Après quelques verres, il s’enhardissait. Il avait descendu la moitié de la bouteille, je me suis empressé de tempérer :
– J’en suis presqu’à la fin. Mais je crains d’avoir volé leur âme…
– À qui ?
– Edmond K., Albertine. Je me demande si j’ai le droit…
– Tous les droits, Naz, c’est toute la grandeur du roman.
– Je ne crois pas. C’est comme pour les caricatures, il y a une limite.
– As-tu été irrespectueux envers eux ?
– Non, je suis resté au plus près- Eux en moi. L’impression de les avoir dévorés vivants. Yann, l’ami de Duras…

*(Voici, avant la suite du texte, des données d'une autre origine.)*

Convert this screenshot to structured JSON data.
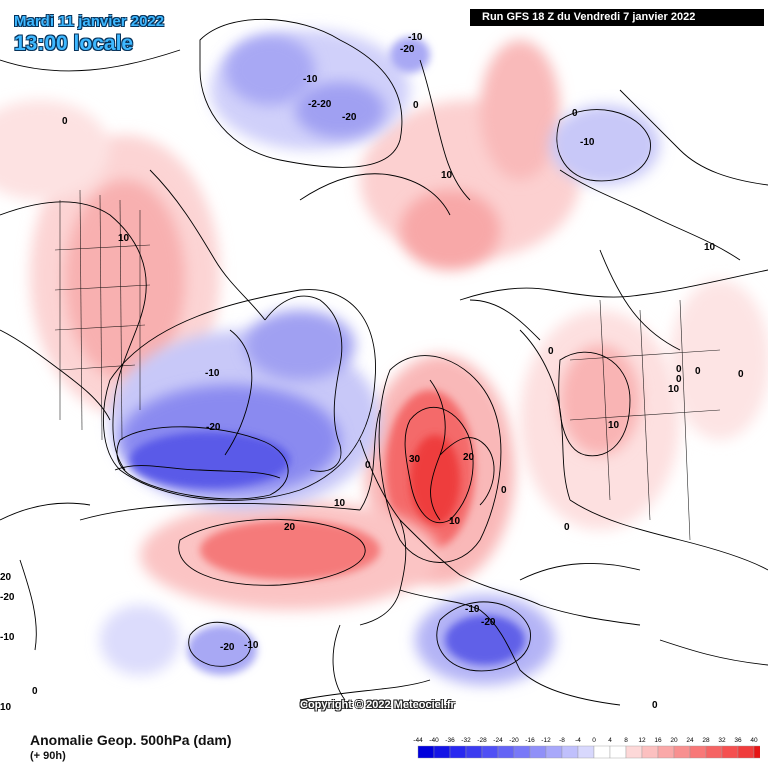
{
  "header": {
    "date": "Mardi 11 janvier 2022",
    "time": "13:00 locale",
    "run": "Run GFS 18 Z du Vendredi 7 janvier 2022"
  },
  "copyright": "Copyright © 2022 Meteociel.fr",
  "footer": {
    "field": "Anomalie Geop. 500hPa (dam)",
    "lead": "(+ 90h)"
  },
  "legend": {
    "ticks": [
      "-44",
      "-40",
      "-36",
      "-32",
      "-28",
      "-24",
      "-20",
      "-16",
      "-12",
      "-8",
      "-4",
      "0",
      "4",
      "8",
      "12",
      "16",
      "20",
      "24",
      "28",
      "32",
      "36",
      "40"
    ],
    "colors": [
      "#0000dc",
      "#1414e6",
      "#2828f0",
      "#3c3cf0",
      "#5050f5",
      "#6464f5",
      "#7878f8",
      "#9090f8",
      "#a8a8fa",
      "#c0c0fc",
      "#d8d8fd",
      "#ffffff",
      "#ffffff",
      "#fdd8d8",
      "#fcc0c0",
      "#faa8a8",
      "#f89090",
      "#f87878",
      "#f56464",
      "#f55050",
      "#f03c3c",
      "#e61414"
    ]
  },
  "map": {
    "contour_labels": [
      "0",
      "0",
      "0",
      "0",
      "0",
      "0",
      "0",
      "0",
      "0",
      "0",
      "0",
      "0",
      "0",
      "10",
      "10",
      "10",
      "10",
      "10",
      "10",
      "10",
      "10",
      "-10",
      "-10",
      "-10",
      "-10",
      "-10",
      "-10",
      "-10",
      "-20",
      "-20",
      "-20",
      "-20",
      "-20",
      "-20",
      "20",
      "20",
      "20",
      "30",
      "-2-20"
    ]
  }
}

Il s’est renversé sur sa chaise, dans un soupir d’exaspération. M’a regardé comme un extraterrestre :
– Madame de Warens aurait dû poursuivre Rousseau, qui révélait le ménage à trois des Charmettes et divulguait qu’elle avait détourné un mineur ? Proust aurait dû crouler sous les procès de Montesquiou et de la comtesse de Chevigné ? Et les contemporains de Stendhal ou de Balzac, ils auraient dû grossir une foule d’indignés en se reconnaissant dans leurs œuvres ?
– C’était une autre époque. Aujourd’hui, les procès pleuvent.

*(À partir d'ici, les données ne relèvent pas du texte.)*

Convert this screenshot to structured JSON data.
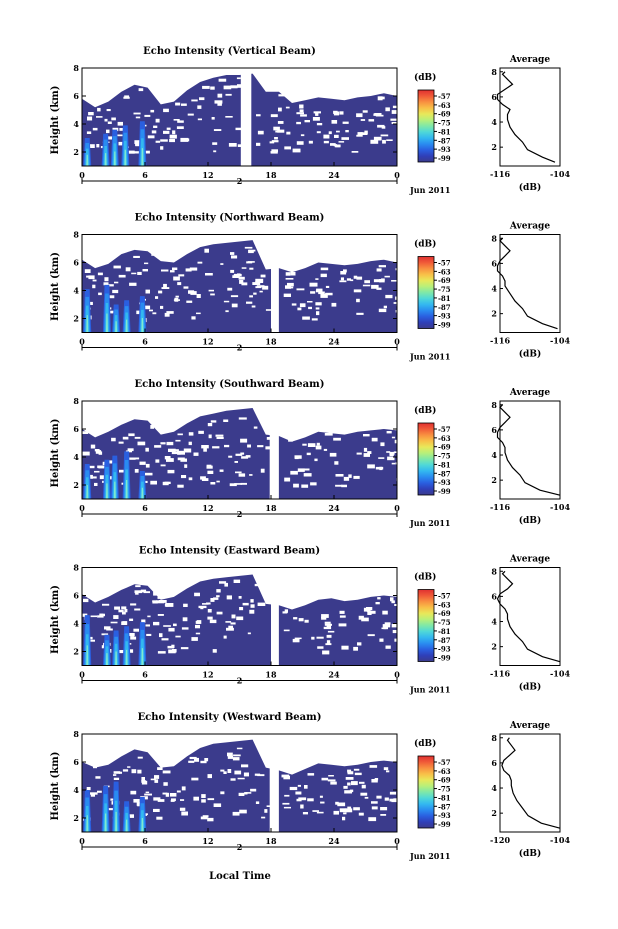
{
  "figure": {
    "colorbar_label": "(dB)",
    "colorbar_ticks": [
      "-57",
      "-63",
      "-69",
      "-75",
      "-81",
      "-87",
      "-93",
      "-99"
    ],
    "colorbar_colors": [
      "#3b3b8c",
      "#2f3fb8",
      "#2a5fe0",
      "#2a8cf0",
      "#33b8f0",
      "#4fd8d8",
      "#7fe8a8",
      "#b8f07a",
      "#e8e85a",
      "#f8c048",
      "#f89040",
      "#f05a38",
      "#e03030"
    ],
    "background_color": "#3b3b8c",
    "xlabel": "Local Time",
    "hour_ticks": [
      "0",
      "6",
      "12",
      "18",
      "24",
      "0"
    ],
    "day_tick": "2",
    "month_label": "Jun 2011",
    "height_label": "Height (km)",
    "height_ticks": [
      "2",
      "4",
      "6",
      "8"
    ],
    "avg_title": "Average",
    "avg_xlabel": "(dB)",
    "avg_yticks": [
      "2",
      "4",
      "6",
      "8"
    ]
  },
  "chart_data": [
    {
      "type": "heatmap",
      "title": "Echo Intensity (Vertical Beam)",
      "xlabel": "",
      "ylabel": "Height (km)",
      "xlim": [
        0,
        24
      ],
      "ylim": [
        1,
        8
      ],
      "echo_top_km": [
        5.8,
        5.2,
        5.6,
        6.3,
        6.8,
        6.6,
        5.4,
        5.6,
        6.4,
        7.0,
        7.3,
        7.5,
        7.5,
        7.6,
        6.3,
        6.3,
        5.5,
        5.7,
        5.9,
        5.8,
        5.7,
        5.9,
        6.0,
        6.2,
        6.0
      ],
      "gap_hours": [
        12.1,
        12.9
      ],
      "strong_echo_hours": [
        0.4,
        1.8,
        2.5,
        3.3,
        4.6
      ],
      "avg_profile": {
        "xlim": [
          -116,
          -104
        ],
        "x_ticks": [
          "-116",
          "-104"
        ],
        "height_km": [
          0.8,
          1.2,
          1.8,
          2.4,
          3.0,
          3.6,
          4.2,
          4.6,
          5.0,
          5.4,
          5.8,
          6.2,
          6.6,
          7.0,
          7.4,
          7.8,
          8.0
        ],
        "db": [
          -105,
          -107.5,
          -110.5,
          -111.5,
          -113,
          -114,
          -114.5,
          -114.5,
          -114,
          -115.5,
          -116.5,
          -116.5,
          -115,
          -113.5,
          -114.5,
          -115.5,
          -115
        ]
      }
    },
    {
      "type": "heatmap",
      "title": "Echo Intensity (Northward Beam)",
      "xlabel": "",
      "ylabel": "Height (km)",
      "xlim": [
        0,
        24
      ],
      "ylim": [
        1,
        8
      ],
      "echo_top_km": [
        6.2,
        5.6,
        5.9,
        6.6,
        6.9,
        6.8,
        6.1,
        6.0,
        6.6,
        7.1,
        7.3,
        7.4,
        7.5,
        7.6,
        5.5,
        5.6,
        5.3,
        5.6,
        6.0,
        5.9,
        5.8,
        5.9,
        6.1,
        6.2,
        6.0
      ],
      "gap_hours": [
        14.4,
        15.0
      ],
      "strong_echo_hours": [
        0.4,
        1.9,
        2.6,
        3.4,
        4.6
      ],
      "avg_profile": {
        "xlim": [
          -116,
          -104
        ],
        "x_ticks": [
          "-116",
          "-104"
        ],
        "height_km": [
          0.8,
          1.2,
          1.8,
          2.4,
          3.0,
          3.6,
          4.2,
          4.6,
          5.0,
          5.4,
          5.8,
          6.2,
          6.6,
          7.0,
          7.4,
          7.8,
          8.0
        ],
        "db": [
          -104.5,
          -107.5,
          -110.5,
          -111.5,
          -113,
          -114,
          -115,
          -115,
          -115.5,
          -116.5,
          -116.5,
          -116,
          -115,
          -114,
          -115,
          -116,
          -115.5
        ]
      }
    },
    {
      "type": "heatmap",
      "title": "Echo Intensity (Southward Beam)",
      "xlabel": "",
      "ylabel": "Height (km)",
      "xlim": [
        0,
        24
      ],
      "ylim": [
        1,
        8
      ],
      "echo_top_km": [
        6.0,
        5.4,
        5.8,
        6.3,
        6.7,
        6.6,
        5.6,
        5.8,
        6.4,
        6.9,
        7.1,
        7.3,
        7.4,
        7.5,
        5.6,
        5.5,
        5.1,
        5.4,
        5.8,
        5.7,
        5.6,
        5.8,
        5.9,
        6.0,
        5.9
      ],
      "gap_hours": [
        14.3,
        15.0
      ],
      "strong_echo_hours": [
        0.4,
        1.9,
        2.5,
        3.4,
        4.6
      ],
      "avg_profile": {
        "xlim": [
          -116,
          -104
        ],
        "x_ticks": [
          "-116",
          "-104"
        ],
        "height_km": [
          0.8,
          1.2,
          1.8,
          2.4,
          3.0,
          3.6,
          4.2,
          4.6,
          5.0,
          5.4,
          5.8,
          6.2,
          6.6,
          7.0,
          7.4,
          7.8,
          8.0
        ],
        "db": [
          -104,
          -108,
          -111,
          -112,
          -113.5,
          -114.5,
          -115,
          -115,
          -115.5,
          -116.5,
          -116.5,
          -116,
          -115,
          -114,
          -115,
          -116,
          -115.5
        ]
      }
    },
    {
      "type": "heatmap",
      "title": "Echo Intensity (Eastward Beam)",
      "xlabel": "",
      "ylabel": "Height (km)",
      "xlim": [
        0,
        24
      ],
      "ylim": [
        1,
        8
      ],
      "echo_top_km": [
        6.1,
        5.5,
        5.9,
        6.4,
        6.8,
        6.7,
        5.7,
        5.9,
        6.5,
        7.0,
        7.2,
        7.3,
        7.4,
        7.5,
        5.4,
        5.3,
        5.0,
        5.3,
        5.7,
        5.8,
        5.6,
        5.7,
        5.9,
        6.0,
        5.9
      ],
      "gap_hours": [
        14.4,
        15.0
      ],
      "strong_echo_hours": [
        0.4,
        1.9,
        2.6,
        3.4,
        4.6
      ],
      "avg_profile": {
        "xlim": [
          -116,
          -104
        ],
        "x_ticks": [
          "-116",
          "-104"
        ],
        "height_km": [
          0.8,
          1.2,
          1.8,
          2.4,
          3.0,
          3.6,
          4.2,
          4.6,
          5.0,
          5.4,
          5.8,
          6.2,
          6.6,
          7.0,
          7.4,
          7.8,
          8.0
        ],
        "db": [
          -104,
          -107.5,
          -110.5,
          -111.5,
          -113,
          -114,
          -114.5,
          -114.5,
          -115,
          -116,
          -116.5,
          -116,
          -114.5,
          -113.5,
          -114.5,
          -115.5,
          -115
        ]
      }
    },
    {
      "type": "heatmap",
      "title": "Echo Intensity (Westward Beam)",
      "xlabel": "Local Time",
      "ylabel": "Height (km)",
      "xlim": [
        0,
        24
      ],
      "ylim": [
        1,
        8
      ],
      "echo_top_km": [
        6.0,
        5.6,
        5.8,
        6.4,
        6.9,
        6.7,
        5.6,
        5.7,
        6.4,
        7.0,
        7.3,
        7.4,
        7.5,
        7.6,
        5.6,
        5.4,
        5.1,
        5.5,
        5.9,
        5.8,
        5.7,
        5.8,
        6.0,
        6.1,
        6.0
      ],
      "gap_hours": [
        14.3,
        15.0
      ],
      "strong_echo_hours": [
        0.4,
        1.8,
        2.6,
        3.4,
        4.6
      ],
      "avg_profile": {
        "xlim": [
          -120,
          -104
        ],
        "x_ticks": [
          "-120",
          "-104"
        ],
        "height_km": [
          0.8,
          1.2,
          1.8,
          2.4,
          3.0,
          3.6,
          4.2,
          4.6,
          5.0,
          5.4,
          5.8,
          6.2,
          6.6,
          7.0,
          7.4,
          7.8,
          8.0
        ],
        "db": [
          -104,
          -109,
          -112.5,
          -114,
          -115.5,
          -116.5,
          -117,
          -117,
          -117.5,
          -119,
          -119.5,
          -119,
          -117.5,
          -116,
          -117,
          -118,
          -117.5
        ]
      }
    }
  ]
}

– La question demeure à jamais la même, Naz. Tu ne prétends tout de même pas te mesurer à l’éternité ! Allons, tu n’as qu’à écrire sous pseudo s’il le faut.
Cette crapule avait fait mouche. Dans une ultime sale, il m’asséna encore :
– Le roman est plus proche de la vérité que la réalité.
Que resterait-il de la littérature si les écrivains ne devaient se contenter que d’inventer ? Mais dans quelle mesure apprécierais-je que l’on utilise mon histoire (qui est quand même bien la seule chose que je possède ici-bas) pour en faire une fiction ? Je ne lance pas de débats, les questions ont depuis toujours été posées. L’avantage de ce roman est que je me les pose, et que je me retrouve bien en peine pour trouver des réponses qui fassent fi de la nécessité de la création ou d’une morale que l’on m’a inculquée. Quid des romanciers, quid de leurs personnages, qui possède qui, qui manipule qui ? La Peau des grenouilles vertes est un roman (bah oui, quand même) passionnant, dans lequel on se retrouve piégé. Ce n’est pas tant le fait divers qui est finalement mis en avant, ce livre est plutôt une réflexion globale sur l’acte de création. En espérant juste que la réalité ne se retrouve pas écorchée par la fiction. Mais cela, seuls Albertine et Edmond pourraient nous le dire.